Ainda no mesmo âmbito, estão os projetos divulgados para interligarem o Maracanã à Quinta da Boa Vista, passando por cima da ferrovia. De um complexo com lojas, milhares de vagas para estacionamento e uma praça na superfície elevada, passou-se, segundo noticiou a coluna de Ancelmo Gois, a uma passarela, bastante singela, com presumíveis 540 metros de comprimento (sim, mais de meio quilômetro), sem lojas e sem nenhuma vaga para estacionar.
Também o caso da avenida Rio Branco. De mais elegante espaço publico brasileiro, a antiga Avenida Central tornou-se nas últimas décadas em canal de transporte coletivo metropolitano. Em cada abertura de semáforo –talvez um minuto, passam pela Rio Branco, na esquina com avenida Almirante Barroso, entre 20 a 30 ônibus, mais os automóveis. Pois dessa exuberância, mediante estudos de remanejamento, a Prefeitura anuncia que transformará esse trecho em exclusivamente para pedestres.

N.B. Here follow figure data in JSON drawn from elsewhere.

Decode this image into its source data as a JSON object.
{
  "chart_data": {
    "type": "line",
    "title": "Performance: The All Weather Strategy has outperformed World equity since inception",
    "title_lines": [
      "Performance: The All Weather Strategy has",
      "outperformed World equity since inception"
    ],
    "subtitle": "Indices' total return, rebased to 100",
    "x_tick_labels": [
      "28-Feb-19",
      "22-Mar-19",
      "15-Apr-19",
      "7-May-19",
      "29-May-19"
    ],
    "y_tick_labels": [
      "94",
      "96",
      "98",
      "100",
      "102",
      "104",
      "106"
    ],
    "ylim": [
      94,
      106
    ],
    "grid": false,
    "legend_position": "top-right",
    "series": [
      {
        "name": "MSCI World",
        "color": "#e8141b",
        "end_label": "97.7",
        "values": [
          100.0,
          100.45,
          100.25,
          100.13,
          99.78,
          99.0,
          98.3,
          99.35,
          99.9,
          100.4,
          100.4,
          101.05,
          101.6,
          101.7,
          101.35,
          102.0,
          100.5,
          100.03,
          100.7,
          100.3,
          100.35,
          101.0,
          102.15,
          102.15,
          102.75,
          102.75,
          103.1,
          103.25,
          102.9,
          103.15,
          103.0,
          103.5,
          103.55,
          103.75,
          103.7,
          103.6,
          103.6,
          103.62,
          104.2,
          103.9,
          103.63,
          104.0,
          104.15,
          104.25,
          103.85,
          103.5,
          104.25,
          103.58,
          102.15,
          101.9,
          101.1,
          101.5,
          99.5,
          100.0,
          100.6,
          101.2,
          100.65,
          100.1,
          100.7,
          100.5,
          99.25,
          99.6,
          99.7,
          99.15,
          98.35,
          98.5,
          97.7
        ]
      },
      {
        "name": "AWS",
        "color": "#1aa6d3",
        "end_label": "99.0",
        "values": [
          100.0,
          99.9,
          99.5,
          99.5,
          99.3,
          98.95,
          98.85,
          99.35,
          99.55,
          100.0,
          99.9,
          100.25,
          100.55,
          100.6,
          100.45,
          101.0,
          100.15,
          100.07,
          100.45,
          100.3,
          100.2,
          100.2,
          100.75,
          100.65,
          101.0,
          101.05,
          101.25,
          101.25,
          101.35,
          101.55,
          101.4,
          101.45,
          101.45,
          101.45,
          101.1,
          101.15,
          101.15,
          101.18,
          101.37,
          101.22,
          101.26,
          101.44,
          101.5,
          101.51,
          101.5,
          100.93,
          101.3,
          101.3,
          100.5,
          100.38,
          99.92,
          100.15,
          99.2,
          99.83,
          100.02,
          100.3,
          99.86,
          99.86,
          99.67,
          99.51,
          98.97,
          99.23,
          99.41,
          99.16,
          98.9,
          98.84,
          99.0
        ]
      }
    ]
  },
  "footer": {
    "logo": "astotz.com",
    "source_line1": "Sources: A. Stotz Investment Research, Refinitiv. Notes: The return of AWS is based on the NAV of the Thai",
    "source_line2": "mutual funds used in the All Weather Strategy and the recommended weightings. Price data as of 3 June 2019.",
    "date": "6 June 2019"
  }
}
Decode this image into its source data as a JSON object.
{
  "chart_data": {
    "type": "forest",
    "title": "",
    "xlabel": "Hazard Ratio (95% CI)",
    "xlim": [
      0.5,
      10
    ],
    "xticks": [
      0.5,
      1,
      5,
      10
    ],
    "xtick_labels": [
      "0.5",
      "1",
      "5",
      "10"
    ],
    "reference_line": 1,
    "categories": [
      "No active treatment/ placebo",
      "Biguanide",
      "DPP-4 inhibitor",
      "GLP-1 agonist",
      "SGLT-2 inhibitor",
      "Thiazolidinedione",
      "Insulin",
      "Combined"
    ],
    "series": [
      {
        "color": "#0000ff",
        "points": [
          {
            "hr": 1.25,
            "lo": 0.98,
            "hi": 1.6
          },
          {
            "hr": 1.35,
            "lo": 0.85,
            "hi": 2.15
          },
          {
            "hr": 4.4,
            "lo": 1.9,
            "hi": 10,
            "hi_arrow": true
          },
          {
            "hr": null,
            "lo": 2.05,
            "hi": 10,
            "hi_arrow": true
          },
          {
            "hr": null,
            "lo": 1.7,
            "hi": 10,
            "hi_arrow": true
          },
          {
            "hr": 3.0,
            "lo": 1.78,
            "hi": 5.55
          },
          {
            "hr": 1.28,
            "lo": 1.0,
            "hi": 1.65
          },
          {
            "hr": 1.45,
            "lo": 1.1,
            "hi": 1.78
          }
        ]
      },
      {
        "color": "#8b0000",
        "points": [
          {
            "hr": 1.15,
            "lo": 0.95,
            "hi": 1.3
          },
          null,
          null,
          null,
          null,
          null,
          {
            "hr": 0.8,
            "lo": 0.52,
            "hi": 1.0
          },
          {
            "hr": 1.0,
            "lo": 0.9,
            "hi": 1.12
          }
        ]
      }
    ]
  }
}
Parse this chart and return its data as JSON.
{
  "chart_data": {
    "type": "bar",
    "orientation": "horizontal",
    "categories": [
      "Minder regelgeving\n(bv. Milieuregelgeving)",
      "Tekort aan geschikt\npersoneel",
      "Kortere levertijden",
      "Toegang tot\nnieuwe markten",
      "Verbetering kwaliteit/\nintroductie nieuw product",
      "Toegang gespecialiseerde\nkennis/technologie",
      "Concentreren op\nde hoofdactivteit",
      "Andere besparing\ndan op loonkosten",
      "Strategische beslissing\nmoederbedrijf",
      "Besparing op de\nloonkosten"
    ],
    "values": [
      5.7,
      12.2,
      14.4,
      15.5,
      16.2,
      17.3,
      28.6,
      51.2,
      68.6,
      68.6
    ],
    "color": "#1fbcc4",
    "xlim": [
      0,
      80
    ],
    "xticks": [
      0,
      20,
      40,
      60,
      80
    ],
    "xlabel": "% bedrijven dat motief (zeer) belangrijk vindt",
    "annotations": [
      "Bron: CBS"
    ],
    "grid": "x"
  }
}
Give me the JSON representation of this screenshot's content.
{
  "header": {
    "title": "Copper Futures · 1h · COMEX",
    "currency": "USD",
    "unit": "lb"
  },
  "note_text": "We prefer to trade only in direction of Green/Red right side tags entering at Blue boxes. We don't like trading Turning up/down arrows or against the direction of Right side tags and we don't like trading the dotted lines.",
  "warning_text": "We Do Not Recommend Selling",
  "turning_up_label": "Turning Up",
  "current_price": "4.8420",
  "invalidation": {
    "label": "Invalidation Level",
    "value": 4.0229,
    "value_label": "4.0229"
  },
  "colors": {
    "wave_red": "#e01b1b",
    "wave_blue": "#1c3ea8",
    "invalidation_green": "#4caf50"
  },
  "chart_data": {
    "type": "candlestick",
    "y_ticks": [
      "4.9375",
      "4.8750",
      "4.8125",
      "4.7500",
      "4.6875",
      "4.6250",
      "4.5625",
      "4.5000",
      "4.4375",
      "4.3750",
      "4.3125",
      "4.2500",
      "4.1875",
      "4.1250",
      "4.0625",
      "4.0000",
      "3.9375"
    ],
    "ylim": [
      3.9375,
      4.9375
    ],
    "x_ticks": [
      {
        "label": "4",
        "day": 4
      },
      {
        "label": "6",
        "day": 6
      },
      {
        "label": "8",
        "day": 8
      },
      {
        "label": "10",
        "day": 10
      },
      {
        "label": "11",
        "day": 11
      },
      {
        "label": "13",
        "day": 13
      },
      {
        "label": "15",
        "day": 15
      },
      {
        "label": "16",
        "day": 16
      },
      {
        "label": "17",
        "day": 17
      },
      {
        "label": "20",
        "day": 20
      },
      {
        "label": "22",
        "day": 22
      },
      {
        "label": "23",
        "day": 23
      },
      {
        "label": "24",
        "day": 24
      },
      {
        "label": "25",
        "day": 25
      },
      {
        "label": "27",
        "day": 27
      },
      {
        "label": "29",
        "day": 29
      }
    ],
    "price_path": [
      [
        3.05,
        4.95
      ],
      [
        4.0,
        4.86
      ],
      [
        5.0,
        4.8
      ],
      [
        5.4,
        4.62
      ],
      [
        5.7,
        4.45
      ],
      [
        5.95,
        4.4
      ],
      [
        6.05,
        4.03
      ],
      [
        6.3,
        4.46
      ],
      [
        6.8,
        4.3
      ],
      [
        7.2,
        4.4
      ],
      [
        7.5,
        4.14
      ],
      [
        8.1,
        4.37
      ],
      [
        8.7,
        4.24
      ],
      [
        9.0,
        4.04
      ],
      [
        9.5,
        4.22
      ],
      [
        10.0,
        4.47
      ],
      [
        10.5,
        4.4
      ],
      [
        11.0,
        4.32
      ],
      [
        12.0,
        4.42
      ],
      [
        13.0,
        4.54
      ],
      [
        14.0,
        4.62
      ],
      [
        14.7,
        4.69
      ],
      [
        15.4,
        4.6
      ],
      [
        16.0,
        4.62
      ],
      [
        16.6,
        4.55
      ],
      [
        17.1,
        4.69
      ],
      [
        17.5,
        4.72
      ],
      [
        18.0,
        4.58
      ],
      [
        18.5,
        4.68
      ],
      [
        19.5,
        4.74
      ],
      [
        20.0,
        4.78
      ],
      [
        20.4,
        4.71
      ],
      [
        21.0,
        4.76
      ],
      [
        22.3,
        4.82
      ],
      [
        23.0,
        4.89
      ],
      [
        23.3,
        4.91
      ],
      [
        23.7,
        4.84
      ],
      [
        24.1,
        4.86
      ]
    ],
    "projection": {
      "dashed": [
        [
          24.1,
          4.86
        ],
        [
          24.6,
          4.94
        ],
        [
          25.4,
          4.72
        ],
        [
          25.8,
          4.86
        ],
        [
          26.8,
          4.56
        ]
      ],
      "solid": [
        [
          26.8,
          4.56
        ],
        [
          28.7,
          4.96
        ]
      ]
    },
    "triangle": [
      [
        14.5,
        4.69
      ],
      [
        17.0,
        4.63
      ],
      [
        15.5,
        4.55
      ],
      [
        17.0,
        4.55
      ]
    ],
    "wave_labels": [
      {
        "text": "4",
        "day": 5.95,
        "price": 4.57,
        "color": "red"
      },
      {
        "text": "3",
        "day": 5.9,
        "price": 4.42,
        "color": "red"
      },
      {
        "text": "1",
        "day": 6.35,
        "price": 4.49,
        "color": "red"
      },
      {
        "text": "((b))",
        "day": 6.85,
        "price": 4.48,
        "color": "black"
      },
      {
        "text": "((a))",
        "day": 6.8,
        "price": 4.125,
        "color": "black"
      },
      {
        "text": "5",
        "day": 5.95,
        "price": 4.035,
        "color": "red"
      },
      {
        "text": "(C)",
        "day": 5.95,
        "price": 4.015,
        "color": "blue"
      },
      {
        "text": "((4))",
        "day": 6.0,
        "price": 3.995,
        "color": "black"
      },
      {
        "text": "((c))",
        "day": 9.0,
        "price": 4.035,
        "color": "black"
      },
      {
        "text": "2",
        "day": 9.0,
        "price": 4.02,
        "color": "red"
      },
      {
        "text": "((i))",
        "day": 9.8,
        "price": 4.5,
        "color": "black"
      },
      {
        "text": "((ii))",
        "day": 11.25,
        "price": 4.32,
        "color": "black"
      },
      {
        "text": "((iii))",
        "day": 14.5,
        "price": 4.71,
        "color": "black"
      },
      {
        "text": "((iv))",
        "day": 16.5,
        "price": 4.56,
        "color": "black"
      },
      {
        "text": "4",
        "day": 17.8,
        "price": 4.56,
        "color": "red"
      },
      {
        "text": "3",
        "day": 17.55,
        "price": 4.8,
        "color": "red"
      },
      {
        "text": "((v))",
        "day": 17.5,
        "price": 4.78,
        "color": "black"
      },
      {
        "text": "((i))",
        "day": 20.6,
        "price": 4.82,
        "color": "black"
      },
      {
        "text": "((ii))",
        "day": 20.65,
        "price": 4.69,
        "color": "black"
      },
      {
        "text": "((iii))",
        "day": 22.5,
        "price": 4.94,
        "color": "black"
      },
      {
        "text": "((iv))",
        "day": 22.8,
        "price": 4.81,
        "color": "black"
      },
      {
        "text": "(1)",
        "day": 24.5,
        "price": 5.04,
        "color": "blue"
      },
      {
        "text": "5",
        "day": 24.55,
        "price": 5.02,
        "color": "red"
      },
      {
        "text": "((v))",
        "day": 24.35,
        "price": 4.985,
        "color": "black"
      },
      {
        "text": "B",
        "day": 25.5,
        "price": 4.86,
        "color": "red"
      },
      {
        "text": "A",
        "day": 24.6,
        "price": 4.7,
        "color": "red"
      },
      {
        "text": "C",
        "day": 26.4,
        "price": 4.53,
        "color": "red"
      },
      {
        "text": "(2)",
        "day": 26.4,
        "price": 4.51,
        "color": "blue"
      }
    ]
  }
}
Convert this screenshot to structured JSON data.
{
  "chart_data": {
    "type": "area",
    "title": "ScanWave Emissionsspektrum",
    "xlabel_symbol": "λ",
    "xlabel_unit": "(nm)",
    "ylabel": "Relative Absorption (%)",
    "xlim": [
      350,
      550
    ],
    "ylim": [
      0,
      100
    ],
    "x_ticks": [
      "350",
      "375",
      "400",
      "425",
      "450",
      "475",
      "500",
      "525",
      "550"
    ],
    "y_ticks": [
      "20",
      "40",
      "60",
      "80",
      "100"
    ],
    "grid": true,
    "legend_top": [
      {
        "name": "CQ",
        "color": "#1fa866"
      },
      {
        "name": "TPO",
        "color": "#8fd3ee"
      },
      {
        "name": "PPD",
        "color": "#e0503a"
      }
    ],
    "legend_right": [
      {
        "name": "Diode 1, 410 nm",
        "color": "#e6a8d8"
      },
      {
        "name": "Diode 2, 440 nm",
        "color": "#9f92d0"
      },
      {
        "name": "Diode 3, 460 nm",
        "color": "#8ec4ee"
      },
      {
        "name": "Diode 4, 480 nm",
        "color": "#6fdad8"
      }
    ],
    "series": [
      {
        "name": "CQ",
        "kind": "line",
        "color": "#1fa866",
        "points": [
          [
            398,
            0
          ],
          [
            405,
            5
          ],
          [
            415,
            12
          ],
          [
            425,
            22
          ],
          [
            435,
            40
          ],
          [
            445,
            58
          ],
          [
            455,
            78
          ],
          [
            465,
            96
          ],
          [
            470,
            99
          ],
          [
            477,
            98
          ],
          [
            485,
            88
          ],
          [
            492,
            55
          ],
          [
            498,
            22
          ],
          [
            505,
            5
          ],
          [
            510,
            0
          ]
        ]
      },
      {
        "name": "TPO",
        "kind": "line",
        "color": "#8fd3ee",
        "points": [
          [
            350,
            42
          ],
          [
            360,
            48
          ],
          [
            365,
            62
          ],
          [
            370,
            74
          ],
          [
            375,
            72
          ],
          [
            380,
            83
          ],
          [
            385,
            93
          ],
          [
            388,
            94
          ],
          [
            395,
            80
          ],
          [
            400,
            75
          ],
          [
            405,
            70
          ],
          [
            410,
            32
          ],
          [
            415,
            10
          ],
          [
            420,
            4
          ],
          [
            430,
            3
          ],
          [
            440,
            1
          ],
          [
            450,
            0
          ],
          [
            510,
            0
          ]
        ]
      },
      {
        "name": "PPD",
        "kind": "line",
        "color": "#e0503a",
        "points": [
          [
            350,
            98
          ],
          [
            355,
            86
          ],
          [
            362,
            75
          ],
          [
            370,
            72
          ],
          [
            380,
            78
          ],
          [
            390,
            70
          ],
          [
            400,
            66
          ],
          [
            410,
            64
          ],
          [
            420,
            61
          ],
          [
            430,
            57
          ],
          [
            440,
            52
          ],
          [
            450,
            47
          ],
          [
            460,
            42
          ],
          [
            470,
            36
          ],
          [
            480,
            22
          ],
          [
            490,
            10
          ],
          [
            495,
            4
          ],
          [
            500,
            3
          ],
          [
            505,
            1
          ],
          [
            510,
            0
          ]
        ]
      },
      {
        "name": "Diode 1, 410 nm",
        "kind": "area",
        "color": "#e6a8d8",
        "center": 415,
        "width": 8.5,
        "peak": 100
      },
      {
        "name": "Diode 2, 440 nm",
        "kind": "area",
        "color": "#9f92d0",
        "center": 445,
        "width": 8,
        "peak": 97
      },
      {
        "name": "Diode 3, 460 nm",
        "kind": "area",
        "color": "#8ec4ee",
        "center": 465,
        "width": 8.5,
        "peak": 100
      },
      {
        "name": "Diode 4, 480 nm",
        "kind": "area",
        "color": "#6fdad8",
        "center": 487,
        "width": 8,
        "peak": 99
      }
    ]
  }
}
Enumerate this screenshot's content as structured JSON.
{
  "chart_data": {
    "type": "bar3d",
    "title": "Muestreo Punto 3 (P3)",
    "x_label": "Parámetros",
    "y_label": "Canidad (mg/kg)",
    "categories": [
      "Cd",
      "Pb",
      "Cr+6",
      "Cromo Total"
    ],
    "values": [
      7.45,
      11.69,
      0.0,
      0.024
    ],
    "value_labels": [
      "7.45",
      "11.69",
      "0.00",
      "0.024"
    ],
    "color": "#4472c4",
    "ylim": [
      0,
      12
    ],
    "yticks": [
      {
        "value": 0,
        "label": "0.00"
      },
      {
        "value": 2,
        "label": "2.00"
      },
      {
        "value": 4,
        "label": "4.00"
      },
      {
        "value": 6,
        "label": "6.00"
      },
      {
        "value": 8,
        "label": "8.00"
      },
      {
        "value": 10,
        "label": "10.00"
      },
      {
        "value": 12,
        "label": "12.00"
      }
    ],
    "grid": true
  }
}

Não são apenas empreendimentos públicos que fazem esse vai-e-vem. Privados também seguem igual doutrina. Sob a chancela de Eike Batista, a Marina da Glória, no Aterro do Flamengo, foi projetada com um centro de convenções-shopping associado. A contestação que recebeu de ambientalistas logo a fez rejeitada publicamente pelo empreendedor. Passados alguns meses, rejeita-se a rejeição e retorna o primeiro modelo, algo reduzido.
Depois de fatos negativos de grande repercussão, leniências dão lugar a alto rigor, como fazem governos em todo o Brasil, após a tragédia em Santa Maria. É justo, mas também é recorrente. Vai-se de proibido a compulsório sem transição.
Projetos são antevisões. Logo, podem ser modificados; é do processo. Mas, percorrer em segundos do oito ao oitenta, não parece coisa adequada para prancheta de arquiteto, está mais para Fórmula 1.
Pois projeto também é ideia –não são plumas ao vento.